Dear readers.  Precious readers.  Today I wish to give you hope. Today I want you to know that we are thousands. We are thousands of wonderful people.  We are educators.  We're not perfect people, for who ever is? We make mistakes. But we admit that.  We forget things and muddle other things and we laugh.  

We love children.  

We are women and we are men.  We are old and young. We teach elementary, middle and high school children.  We are not faint of heart.  We each, in spite of the administrative abuse we endure, are strong.  

We are stronger together.

We are courageous.

You are not alone, my beloved readers.
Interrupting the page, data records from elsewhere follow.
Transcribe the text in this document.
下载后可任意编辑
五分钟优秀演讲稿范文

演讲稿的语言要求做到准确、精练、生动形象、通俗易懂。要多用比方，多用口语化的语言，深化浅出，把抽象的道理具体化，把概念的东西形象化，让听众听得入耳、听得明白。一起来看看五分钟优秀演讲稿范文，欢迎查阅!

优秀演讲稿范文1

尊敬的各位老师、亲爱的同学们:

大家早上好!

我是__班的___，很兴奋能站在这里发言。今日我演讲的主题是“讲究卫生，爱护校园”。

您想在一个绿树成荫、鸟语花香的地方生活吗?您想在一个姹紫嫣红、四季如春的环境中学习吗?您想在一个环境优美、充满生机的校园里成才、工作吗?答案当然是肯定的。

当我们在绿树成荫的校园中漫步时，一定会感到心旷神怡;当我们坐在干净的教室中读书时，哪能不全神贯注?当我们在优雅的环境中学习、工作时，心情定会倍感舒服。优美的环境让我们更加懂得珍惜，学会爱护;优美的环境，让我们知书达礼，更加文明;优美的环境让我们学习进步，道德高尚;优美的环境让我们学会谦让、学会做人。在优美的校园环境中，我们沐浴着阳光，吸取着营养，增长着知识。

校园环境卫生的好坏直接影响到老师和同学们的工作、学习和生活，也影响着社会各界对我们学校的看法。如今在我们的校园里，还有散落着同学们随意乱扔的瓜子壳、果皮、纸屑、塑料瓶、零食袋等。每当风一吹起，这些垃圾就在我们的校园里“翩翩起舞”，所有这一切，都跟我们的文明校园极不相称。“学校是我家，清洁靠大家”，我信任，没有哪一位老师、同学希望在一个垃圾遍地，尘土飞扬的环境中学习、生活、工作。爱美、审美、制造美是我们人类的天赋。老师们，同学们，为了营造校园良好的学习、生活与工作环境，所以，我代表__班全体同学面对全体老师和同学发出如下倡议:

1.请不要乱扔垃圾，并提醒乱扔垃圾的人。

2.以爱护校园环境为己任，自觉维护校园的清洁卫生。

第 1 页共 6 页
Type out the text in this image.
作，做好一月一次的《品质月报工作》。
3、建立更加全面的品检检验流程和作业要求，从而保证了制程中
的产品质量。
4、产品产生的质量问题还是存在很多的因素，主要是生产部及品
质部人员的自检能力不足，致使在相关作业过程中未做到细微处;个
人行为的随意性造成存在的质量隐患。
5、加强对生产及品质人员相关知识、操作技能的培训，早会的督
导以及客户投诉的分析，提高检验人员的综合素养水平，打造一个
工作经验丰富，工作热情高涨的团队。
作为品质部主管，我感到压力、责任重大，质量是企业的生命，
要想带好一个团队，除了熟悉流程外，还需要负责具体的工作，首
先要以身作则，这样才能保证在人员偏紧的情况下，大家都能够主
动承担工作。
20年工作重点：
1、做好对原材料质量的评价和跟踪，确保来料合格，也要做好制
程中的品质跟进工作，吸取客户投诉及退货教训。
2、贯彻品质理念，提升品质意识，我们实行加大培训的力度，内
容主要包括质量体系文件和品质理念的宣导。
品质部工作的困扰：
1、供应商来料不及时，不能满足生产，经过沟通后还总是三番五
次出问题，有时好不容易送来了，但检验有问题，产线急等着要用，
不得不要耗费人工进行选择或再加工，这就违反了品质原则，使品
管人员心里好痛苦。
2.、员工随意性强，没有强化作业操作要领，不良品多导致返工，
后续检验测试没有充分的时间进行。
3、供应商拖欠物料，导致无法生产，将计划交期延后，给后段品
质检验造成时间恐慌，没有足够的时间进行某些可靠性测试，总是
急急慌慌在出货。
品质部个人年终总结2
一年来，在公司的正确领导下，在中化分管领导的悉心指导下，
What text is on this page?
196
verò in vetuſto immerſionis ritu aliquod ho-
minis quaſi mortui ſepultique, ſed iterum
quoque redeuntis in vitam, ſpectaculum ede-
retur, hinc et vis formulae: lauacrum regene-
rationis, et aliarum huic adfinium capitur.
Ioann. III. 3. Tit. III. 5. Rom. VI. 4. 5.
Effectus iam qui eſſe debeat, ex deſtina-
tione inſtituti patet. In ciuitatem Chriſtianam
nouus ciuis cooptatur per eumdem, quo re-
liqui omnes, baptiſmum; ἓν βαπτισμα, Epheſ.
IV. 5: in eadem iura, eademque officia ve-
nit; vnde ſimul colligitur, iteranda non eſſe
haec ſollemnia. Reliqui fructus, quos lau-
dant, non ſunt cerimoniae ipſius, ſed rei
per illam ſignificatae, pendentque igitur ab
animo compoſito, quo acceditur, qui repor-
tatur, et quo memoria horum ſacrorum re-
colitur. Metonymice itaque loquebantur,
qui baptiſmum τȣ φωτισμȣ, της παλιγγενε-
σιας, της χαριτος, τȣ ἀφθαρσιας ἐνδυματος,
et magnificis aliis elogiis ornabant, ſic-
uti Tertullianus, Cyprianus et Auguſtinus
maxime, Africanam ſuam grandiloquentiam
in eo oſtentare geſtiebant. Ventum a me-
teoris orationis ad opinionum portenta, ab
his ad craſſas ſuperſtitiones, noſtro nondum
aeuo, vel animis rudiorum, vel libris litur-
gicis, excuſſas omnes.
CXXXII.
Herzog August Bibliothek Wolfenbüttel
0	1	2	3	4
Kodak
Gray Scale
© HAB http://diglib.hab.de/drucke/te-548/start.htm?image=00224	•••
Today I want you to feel our unity.  You are not alone in Minnesota, Illinois, or Washington D.C. or State.  We are one.  Not alone in New York, Indiana,  or Hawaii.  Not only are we with you, we are you.  We may seem mild of spirit, but inside of us is a resiliency, a recognition that what we experience is wrong.  Wrong in the purest sense.  Wrong.  

You, dearest of all readers, most especially are not alone in Miami-Dade. 

 I extend my hands to you from Miami.  See them?  They reach for you.  Calloused typing fingers.  Blistered.  Beat up and still, they lovingly reach for you.  Grab on. To each other. Up, up, up this Florida peninsula and then, like ivy, spread across these states.  

A geography class' map. We bullied and harassed public school educators hold on to each other through space stations and peach groves.  Antebellum houses and jazz. Kentucky's whinnying horses and Ohio's grazing cows.

There are school houses there.

Pennsylvania's hills and Vermont's syrups. Maine.  Cold freezing beautiful Maine. Massachusetts! Paul Revere's steps can be retraced like a history lesson!   Children are learning there too.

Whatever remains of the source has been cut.